When failures occur the mesh will automatically shift traffic to other services that are healthy, typically in a different cluster, region, or cloud. Whats more, we have the ability to shape how traffic fails over. In our environment we have services spread across 2 clouds. It probably makes sense that when services failover, we try to keep traffic within a cloud providers. Lets ensure that when services fail within Cloud A 01, we fail over to Cloud A 02 (rather than Cloud B 01).
- We will be creating default settings within our workspace to control failover. However, we could also set idenitical configuration at a global level. Using the
tctl apply
command create a TetrateWorkspaceSetting
. Under the covers TSB will create all the needed service mesh configuration objects to shape our traffic.
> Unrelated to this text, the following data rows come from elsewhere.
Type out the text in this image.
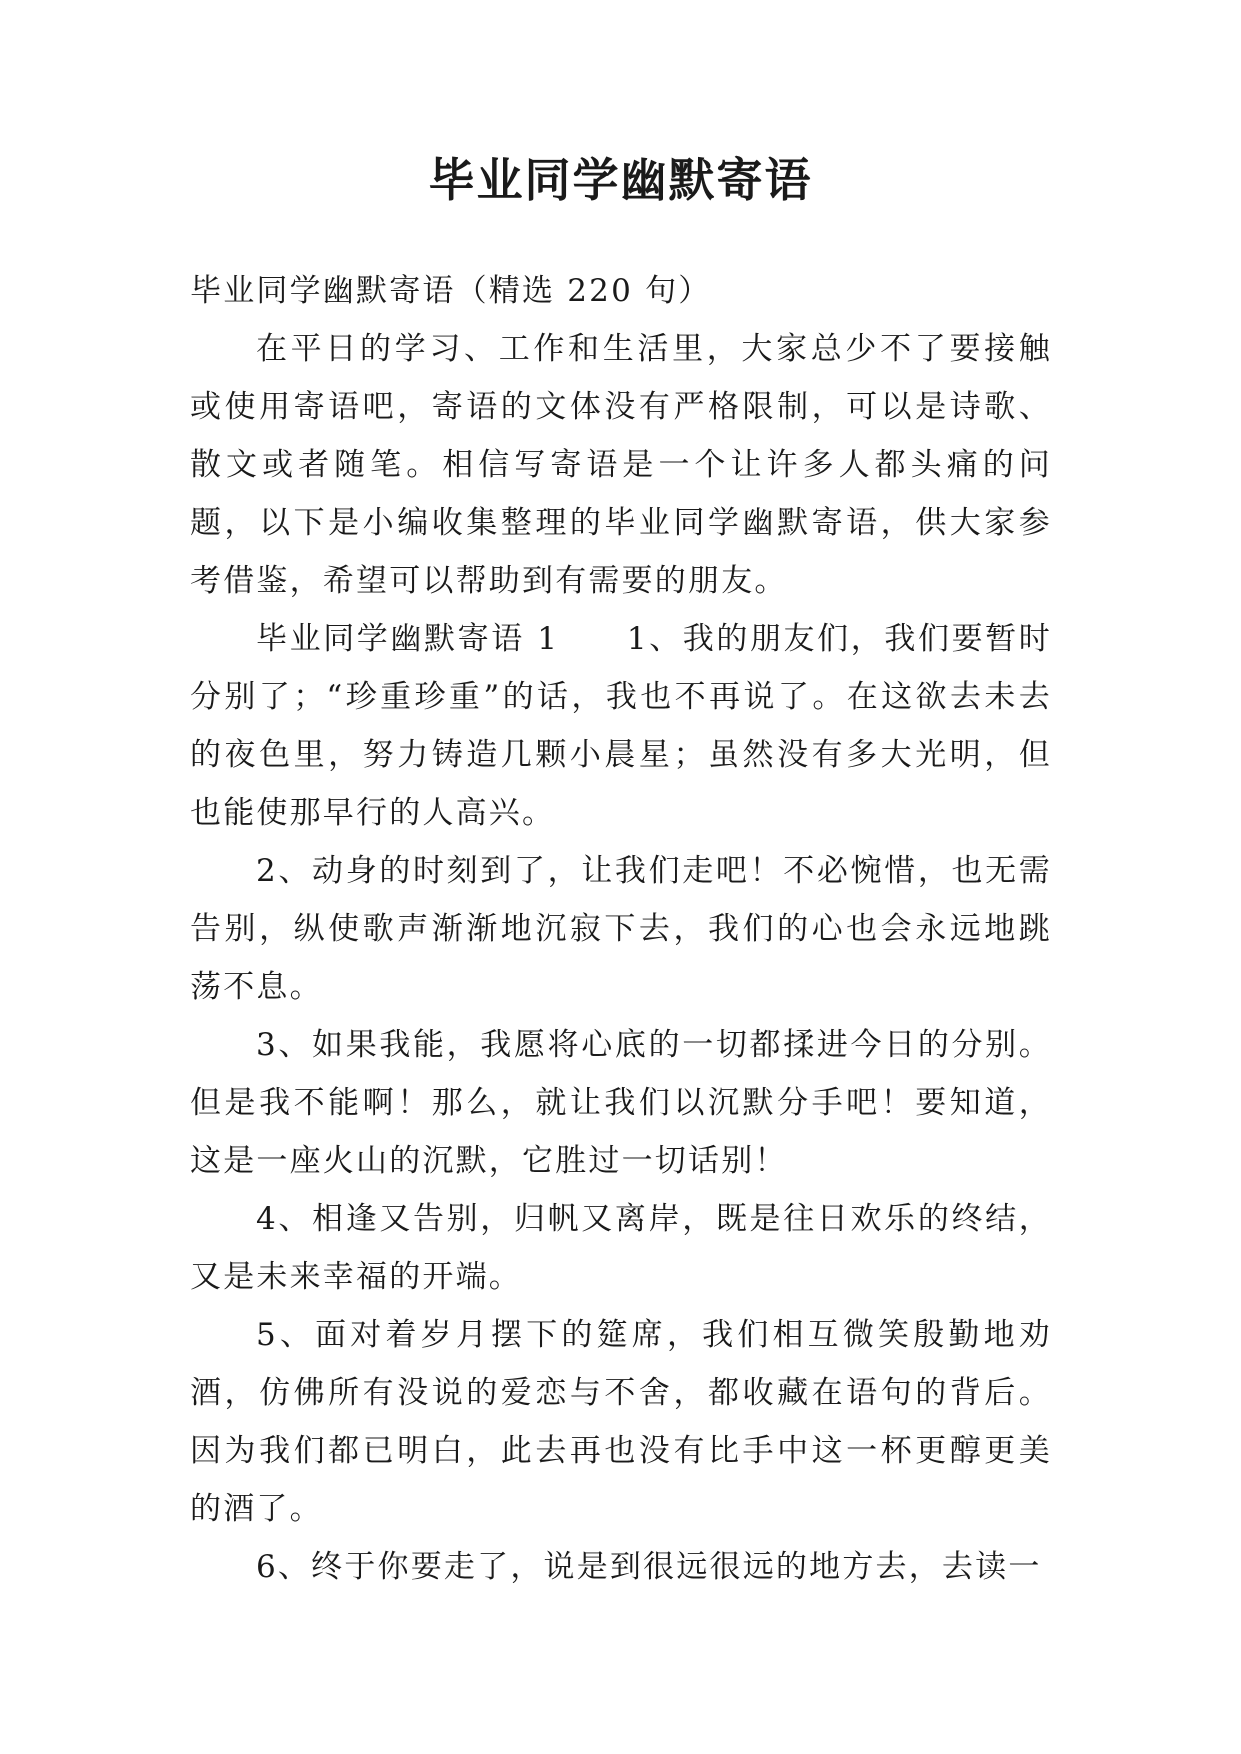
毕业同学幽默寄语

毕业同学幽默寄语（精选 220 句）

在平日的学习、工作和生活里，大家总少不了要接触或使用寄语吧，寄语的文体没有严格限制，可以是诗歌、散文或者随笔。相信写寄语是一个让许多人都头痛的问题，以下是小编收集整理的毕业同学幽默寄语，供大家参考借鉴，希望可以帮助到有需要的朋友。

毕业同学幽默寄语 1　　1、我的朋友们，我们要暂时分别了；“珍重珍重”的话，我也不再说了。在这欲去未去的夜色里，努力铸造几颗小晨星；虽然没有多大光明，但也能使那早行的人高兴。

2、动身的时刻到了，让我们走吧！不必惋惜，也无需告别，纵使歌声渐渐地沉寂下去，我们的心也会永远地跳荡不息。

3、如果我能，我愿将心底的一切都揉进今日的分别。但是我不能啊！那么，就让我们以沉默分手吧！要知道，这是一座火山的沉默，它胜过一切话别！

4、相逢又告别，归帆又离岸，既是往日欢乐的终结，又是未来幸福的开端。

5、面对着岁月摆下的筵席，我们相互微笑殷勤地劝酒，仿佛所有没说的爱恋与不舍，都收藏在语句的背后。因为我们都已明白，此去再也没有比手中这一杯更醇更美的酒了。

6、终于你要走了，说是到很远很远的地方去，去读一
envsubst < 04-app-failover/01-workspace-setting.yaml | tctl apply -f -
Let's dig into what what was actually configured. Inspect the file 04-app-failover/01-workspace-setting.yaml
- The first item you'll note, other than the metadata mapping this to the relevant workspace, is that we are configuring a few resiliency options that will control timeouts, retries, etc. This will apply to all sidecars within this workspace.
...
defaultTrafficSetting:
resilience:
httpRequestTimeout: "1s"
httpRetries:
attempts: 3
perTryTimeout: "1s"
retryOn: 5xx
circuitBreakerSensitivity: HIGH
...
- Next, and more importantly, you'll note there is a small
regionalFailover
fragment. Without this configuration, when a failure occurs traffic would be load balanced across any available endpoints. With this configuration we are ensuring we keep traffic with Azure, which we can tell because of the format of the region names.
...
regionalFailover:
- from: eastus2
to: westus2
...
- Let's simulate a failure of the backend service. We'll do this by scaling the replicas of the deployment to zero in our
cloud-a-01
cluster. Use kubectl to scale the backend deployment to zero:
kubectl --context cloud-a-01 scale deployment backend --replicas 0 -n $PREFIX-workshop-app
Wait a few seconds for the pods to completely terminate. Go back to the browser window that is open to the our demo application deployed in the cloud-a-01 cluster (https://demo-app.cloud-a-01.$PREFIX.workshop.cx.tetrate.info/
). Enter the internal address for the backend service -- backend.$PREFIX.mesh
. This will cause the frontend microservice to call to the backend microservice over the service mesh and return the display the response via the frontend app. You'll note you don't get any errors. Additionally, though the Cluster
field displayed in the frontend should be cloud-a-01
, you'll note that you get a response from the backend running clouster cloud-a-02
. This is because immediately the mesh identifies the service that is unavailable and shifts requests to the details service to the healthy instances. If we were to experience a complete outage for our backend in Cloud A, the backend traffic would be shifted to Cloud B.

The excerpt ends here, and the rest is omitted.